@fatphobiabusters
@fuckyeahfatpositive
💜
Bernadette Banner I think talks about this on her YouTube channel, I think. There's "survivorship bias" in historical clothing where a lot of what we have that's well preserved is quite small, so it gives the false impression that people were all skinny back in the day. But actually, it's not that there were more skinny people - it's that those garments were more likely to survive precisely BECAUSE it was rare for someone to be small enough to wear them!! They were often clothes of young people who outgrew them quickly and because they were too small to let out or remake (unlike larger garments that could be made smaller or reworked into new pieces more easily) they stuck around!
I honestly am surprised how much I bought into this myth even as a plus size historical costumer who theoretically knows better.
I sell (and collect) vintage sewing patterns and I was always under the impression that like, they just didn't make many vintage patterns in my size, cause yanno, people were smaller.
Until I bought a huge box of 60s and 70s patterns that were all for a bust 44" and larger. Like, the actual size range of available commercial patterns was exactly the same as today.
But for SOME REASON the larger size patterns didn't survive to the modern day as much as the size 8 and 10 ones did.

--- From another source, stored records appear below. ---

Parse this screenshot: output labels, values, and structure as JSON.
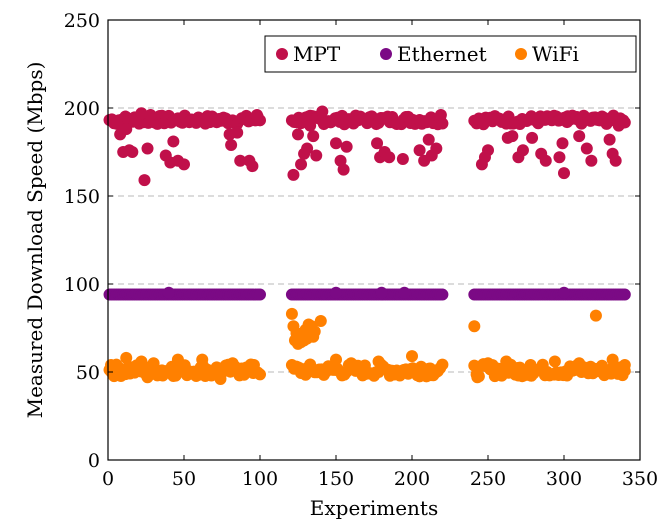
{
  "chart_data": {
    "type": "scatter",
    "xlabel": "Experiments",
    "ylabel": "Measured Download Speed (Mbps)",
    "xlim": [
      0,
      350
    ],
    "ylim": [
      0,
      250
    ],
    "xticks": [
      0,
      50,
      100,
      150,
      200,
      250,
      300,
      350
    ],
    "yticks": [
      0,
      50,
      100,
      150,
      200,
      250
    ],
    "grid": "horizontal dashed",
    "legend_position": "top-right",
    "segments": [
      [
        1,
        100
      ],
      [
        121,
        220
      ],
      [
        241,
        340
      ]
    ],
    "series": [
      {
        "name": "MPT",
        "color": "#c0104a",
        "baseline": 193,
        "points": [
          [
            2,
            193
          ],
          [
            6,
            191
          ],
          [
            8,
            185
          ],
          [
            10,
            175
          ],
          [
            12,
            188
          ],
          [
            14,
            176
          ],
          [
            16,
            175
          ],
          [
            18,
            193
          ],
          [
            22,
            197
          ],
          [
            24,
            159
          ],
          [
            26,
            177
          ],
          [
            28,
            196
          ],
          [
            38,
            173
          ],
          [
            41,
            169
          ],
          [
            43,
            181
          ],
          [
            46,
            170
          ],
          [
            50,
            168
          ],
          [
            56,
            193
          ],
          [
            80,
            185
          ],
          [
            81,
            179
          ],
          [
            85,
            186
          ],
          [
            87,
            170
          ],
          [
            93,
            170
          ],
          [
            95,
            167
          ],
          [
            98,
            196
          ],
          [
            122,
            162
          ],
          [
            125,
            185
          ],
          [
            127,
            168
          ],
          [
            129,
            174
          ],
          [
            131,
            177
          ],
          [
            133,
            190
          ],
          [
            135,
            184
          ],
          [
            137,
            173
          ],
          [
            141,
            198
          ],
          [
            150,
            180
          ],
          [
            153,
            170
          ],
          [
            155,
            165
          ],
          [
            157,
            178
          ],
          [
            177,
            180
          ],
          [
            179,
            172
          ],
          [
            182,
            175
          ],
          [
            185,
            172
          ],
          [
            194,
            171
          ],
          [
            205,
            176
          ],
          [
            208,
            170
          ],
          [
            211,
            182
          ],
          [
            213,
            173
          ],
          [
            216,
            177
          ],
          [
            219,
            196
          ],
          [
            244,
            194
          ],
          [
            246,
            168
          ],
          [
            248,
            172
          ],
          [
            250,
            176
          ],
          [
            263,
            183
          ],
          [
            266,
            184
          ],
          [
            270,
            172
          ],
          [
            273,
            176
          ],
          [
            279,
            183
          ],
          [
            285,
            174
          ],
          [
            288,
            170
          ],
          [
            297,
            172
          ],
          [
            299,
            180
          ],
          [
            300,
            163
          ],
          [
            302,
            192
          ],
          [
            310,
            184
          ],
          [
            315,
            177
          ],
          [
            318,
            170
          ],
          [
            330,
            182
          ],
          [
            332,
            174
          ],
          [
            334,
            170
          ],
          [
            336,
            190
          ],
          [
            339,
            193
          ]
        ]
      },
      {
        "name": "Ethernet",
        "color": "#7b0a85",
        "baseline": 94,
        "points": [
          [
            40,
            95
          ],
          [
            150,
            95
          ],
          [
            180,
            95
          ],
          [
            195,
            95
          ],
          [
            300,
            95
          ]
        ]
      },
      {
        "name": "WiFi",
        "color": "#ff8000",
        "baseline": 51,
        "points": [
          [
            2,
            54
          ],
          [
            4,
            49
          ],
          [
            8,
            52
          ],
          [
            12,
            58
          ],
          [
            22,
            56
          ],
          [
            26,
            47
          ],
          [
            30,
            55
          ],
          [
            36,
            48
          ],
          [
            42,
            53
          ],
          [
            46,
            57
          ],
          [
            55,
            50
          ],
          [
            62,
            57
          ],
          [
            68,
            48
          ],
          [
            74,
            46
          ],
          [
            82,
            55
          ],
          [
            88,
            52
          ],
          [
            96,
            54
          ],
          [
            121,
            83
          ],
          [
            122,
            76
          ],
          [
            123,
            68
          ],
          [
            124,
            72
          ],
          [
            125,
            66
          ],
          [
            126,
            70
          ],
          [
            127,
            67
          ],
          [
            128,
            72
          ],
          [
            129,
            68
          ],
          [
            130,
            74
          ],
          [
            131,
            69
          ],
          [
            132,
            77
          ],
          [
            133,
            71
          ],
          [
            134,
            76
          ],
          [
            135,
            70
          ],
          [
            136,
            73
          ],
          [
            140,
            79
          ],
          [
            142,
            50
          ],
          [
            150,
            57
          ],
          [
            160,
            55
          ],
          [
            170,
            49
          ],
          [
            178,
            56
          ],
          [
            185,
            51
          ],
          [
            192,
            48
          ],
          [
            200,
            59
          ],
          [
            206,
            53
          ],
          [
            212,
            52
          ],
          [
            241,
            76
          ],
          [
            243,
            47
          ],
          [
            250,
            55
          ],
          [
            256,
            52
          ],
          [
            262,
            56
          ],
          [
            270,
            48
          ],
          [
            278,
            54
          ],
          [
            286,
            52
          ],
          [
            294,
            56
          ],
          [
            302,
            48
          ],
          [
            310,
            55
          ],
          [
            316,
            52
          ],
          [
            321,
            82
          ],
          [
            326,
            49
          ],
          [
            332,
            57
          ],
          [
            336,
            51
          ],
          [
            340,
            54
          ]
        ]
      }
    ]
  }
}
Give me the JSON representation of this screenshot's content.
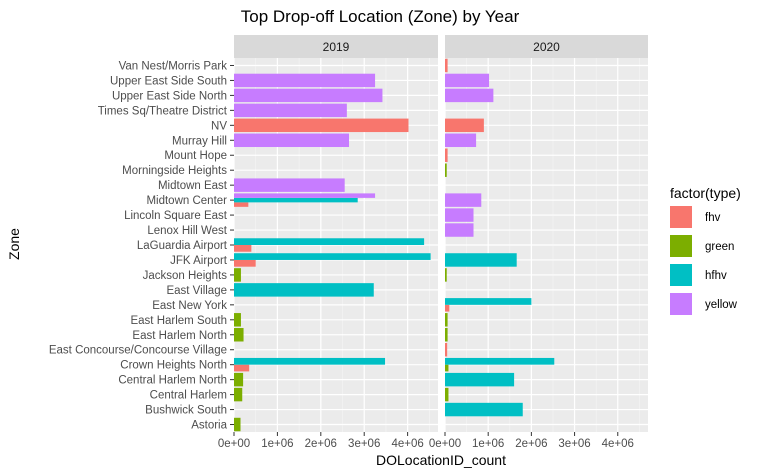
{
  "chart_data": {
    "type": "bar",
    "orientation": "horizontal",
    "title": "Top Drop-off Location (Zone) by Year",
    "xlabel": "DOLocationID_count",
    "ylabel": "Zone",
    "xlim": [
      0,
      4700000
    ],
    "x_ticks": [
      0,
      1000000,
      2000000,
      3000000,
      4000000
    ],
    "x_tick_labels": [
      "0e+00",
      "1e+06",
      "2e+06",
      "3e+06",
      "4e+06"
    ],
    "legend": {
      "title": "factor(type)",
      "position": "right",
      "entries": [
        "fhv",
        "green",
        "hfhv",
        "yellow"
      ]
    },
    "colors": {
      "fhv": "#F8766D",
      "green": "#7CAE00",
      "hfhv": "#00BFC4",
      "yellow": "#C77CFF"
    },
    "type_order": [
      "fhv",
      "green",
      "hfhv",
      "yellow"
    ],
    "grid": true,
    "facets": [
      "2019",
      "2020"
    ],
    "categories": [
      "Van Nest/Morris Park",
      "Upper East Side South",
      "Upper East Side North",
      "Times Sq/Theatre District",
      "NV",
      "Murray Hill",
      "Mount Hope",
      "Morningside Heights",
      "Midtown East",
      "Midtown Center",
      "Lincoln Square East",
      "Lenox Hill West",
      "LaGuardia Airport",
      "JFK Airport",
      "Jackson Heights",
      "East Village",
      "East New York",
      "East Harlem South",
      "East Harlem North",
      "East Concourse/Concourse Village",
      "Crown Heights North",
      "Central Harlem North",
      "Central Harlem",
      "Bushwick South",
      "Astoria"
    ],
    "data": {
      "2019": {
        "Upper East Side South": {
          "yellow": 3250000
        },
        "Upper East Side North": {
          "yellow": 3420000
        },
        "Times Sq/Theatre District": {
          "yellow": 2600000
        },
        "NV": {
          "fhv": 4020000
        },
        "Murray Hill": {
          "yellow": 2650000
        },
        "Midtown East": {
          "yellow": 2550000
        },
        "Midtown Center": {
          "fhv": 330000,
          "hfhv": 2850000,
          "yellow": 3250000
        },
        "LaGuardia Airport": {
          "fhv": 400000,
          "hfhv": 4380000
        },
        "JFK Airport": {
          "fhv": 500000,
          "hfhv": 4530000
        },
        "Jackson Heights": {
          "green": 160000
        },
        "East Village": {
          "hfhv": 3220000
        },
        "East Harlem South": {
          "green": 160000
        },
        "East Harlem North": {
          "green": 220000
        },
        "Crown Heights North": {
          "fhv": 350000,
          "hfhv": 3480000
        },
        "Central Harlem North": {
          "green": 210000
        },
        "Central Harlem": {
          "green": 190000
        },
        "Astoria": {
          "green": 150000
        }
      },
      "2020": {
        "Van Nest/Morris Park": {
          "fhv": 60000
        },
        "Upper East Side South": {
          "yellow": 1020000
        },
        "Upper East Side North": {
          "yellow": 1120000
        },
        "NV": {
          "fhv": 900000
        },
        "Murray Hill": {
          "yellow": 720000
        },
        "Mount Hope": {
          "fhv": 60000
        },
        "Morningside Heights": {
          "green": 40000
        },
        "Midtown Center": {
          "yellow": 840000
        },
        "Lincoln Square East": {
          "yellow": 660000
        },
        "Lenox Hill West": {
          "yellow": 660000
        },
        "JFK Airport": {
          "hfhv": 1660000
        },
        "Jackson Heights": {
          "green": 40000
        },
        "East New York": {
          "fhv": 100000,
          "hfhv": 2000000
        },
        "East Harlem South": {
          "green": 60000
        },
        "East Harlem North": {
          "green": 60000
        },
        "East Concourse/Concourse Village": {
          "fhv": 50000
        },
        "Crown Heights North": {
          "green": 80000,
          "hfhv": 2530000
        },
        "Central Harlem North": {
          "hfhv": 1600000
        },
        "Central Harlem": {
          "green": 80000
        },
        "Bushwick South": {
          "hfhv": 1800000
        }
      }
    }
  }
}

Couldn't be because there were a lot of people using them...
Was literally going to add the Bernadette Banner video until I saw someone else got here first.
Another thing worth noting, especially in early Victorian-and-earlier times, is that dresses often had cords or pins, not zippers and buttons, and could be heavily adjusted by use of a stomacher or other undergarment. There are cases where we simply can’t know how big the wearer was because the garment itself allows for such a wide range of size.
ALSO-also, photo editing has existed since the beginning of photography, and when illustrations were still the common way to go for advertising it was even easier than it is today to have exaggeratedly thin women as “models.” Most of the super-thin women you see in early photographs are neither that thin, nor tightlaced. THEY’RE EDITED.